Setelah gugatan diumumkan, banyak mantan anggota staf perusahaan turun ke internet untuk menggambarkan apa yang telah mereka saksikan di perusahaan, dengan banyak penceritaan ulang yang serius tentang pelecehan dan seksisme di dalam perusahaan.

Sementara Blizzard Entertainment pertama kali berusaha untuk menjauhkan gugatan dari media arus utama, perusahaan segera dipaksa untuk merilis pernyataan publik pada akhir Juli (beberapa hari setelah gugatan diajukan), menyebabkan banyak orang mencari Google tentang hal itu dan menarik perhatian. jauh dari permainan mereka.

Komunitas untuk permainan mereka yang paling populer memulai gerakan untuk menolak memainkannya, sebagai solidaritas terhadap kondisi yang dilaporkan yang harus dihadapi para pekerja. Hingga saat ini masih banyak yang menyatakan menolak untuk memainkan game Blizzard karena hal tersebut.

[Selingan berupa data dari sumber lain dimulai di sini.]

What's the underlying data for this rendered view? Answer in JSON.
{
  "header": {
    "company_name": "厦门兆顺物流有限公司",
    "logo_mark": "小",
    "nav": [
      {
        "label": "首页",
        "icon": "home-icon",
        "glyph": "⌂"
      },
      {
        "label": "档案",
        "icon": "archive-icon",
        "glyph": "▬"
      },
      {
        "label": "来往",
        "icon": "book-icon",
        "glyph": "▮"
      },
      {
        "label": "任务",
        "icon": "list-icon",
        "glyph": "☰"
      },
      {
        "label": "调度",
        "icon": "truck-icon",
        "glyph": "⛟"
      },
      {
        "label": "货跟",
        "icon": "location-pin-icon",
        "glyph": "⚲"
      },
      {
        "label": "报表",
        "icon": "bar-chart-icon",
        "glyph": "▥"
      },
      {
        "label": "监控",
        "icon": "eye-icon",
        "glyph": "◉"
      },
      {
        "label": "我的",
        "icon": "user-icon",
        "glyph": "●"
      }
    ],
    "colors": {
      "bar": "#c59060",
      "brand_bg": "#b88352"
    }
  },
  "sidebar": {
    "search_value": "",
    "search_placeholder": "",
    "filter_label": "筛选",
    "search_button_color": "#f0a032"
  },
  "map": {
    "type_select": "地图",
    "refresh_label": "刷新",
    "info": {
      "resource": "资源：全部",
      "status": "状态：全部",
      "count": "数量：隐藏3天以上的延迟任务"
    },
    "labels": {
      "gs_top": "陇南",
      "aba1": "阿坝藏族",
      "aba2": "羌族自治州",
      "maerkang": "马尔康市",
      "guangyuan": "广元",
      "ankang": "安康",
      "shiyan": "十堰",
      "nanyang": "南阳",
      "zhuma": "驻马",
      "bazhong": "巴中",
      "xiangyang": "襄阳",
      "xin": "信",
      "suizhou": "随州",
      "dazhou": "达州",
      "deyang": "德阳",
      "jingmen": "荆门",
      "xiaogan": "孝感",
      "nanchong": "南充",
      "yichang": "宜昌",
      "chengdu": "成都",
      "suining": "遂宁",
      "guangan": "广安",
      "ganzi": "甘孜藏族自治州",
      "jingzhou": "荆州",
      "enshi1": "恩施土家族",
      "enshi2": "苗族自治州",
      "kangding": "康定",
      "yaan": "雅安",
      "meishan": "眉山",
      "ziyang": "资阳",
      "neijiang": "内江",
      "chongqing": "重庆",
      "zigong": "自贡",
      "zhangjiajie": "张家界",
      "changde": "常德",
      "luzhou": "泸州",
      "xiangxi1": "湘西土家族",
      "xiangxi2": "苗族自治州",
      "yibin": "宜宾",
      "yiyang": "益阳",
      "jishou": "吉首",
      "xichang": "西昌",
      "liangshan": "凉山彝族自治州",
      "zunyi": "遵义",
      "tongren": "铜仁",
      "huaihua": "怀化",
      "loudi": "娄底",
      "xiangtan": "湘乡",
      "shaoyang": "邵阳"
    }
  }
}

Menurut analisis data pencarian Google yang dimulai sebulan sebelum gugatan, pencarian untuk Blizzard Entertainment telah turun sepanjang tahun 2021, menunjukkan bahwa sorotan yang diterima perusahaan atas skandal ini perlahan-lahan hilang. Namun, judul mereka yang paling populer, World of Warcraft, semakin sedikit dicari sepanjang tahun.

Waktu akan memberi tahu apakah itu hanya karena kurangnya ekspansi dalam game atau jika game tersebut benar-benar kehilangan popularitas karena gugatan tersebut.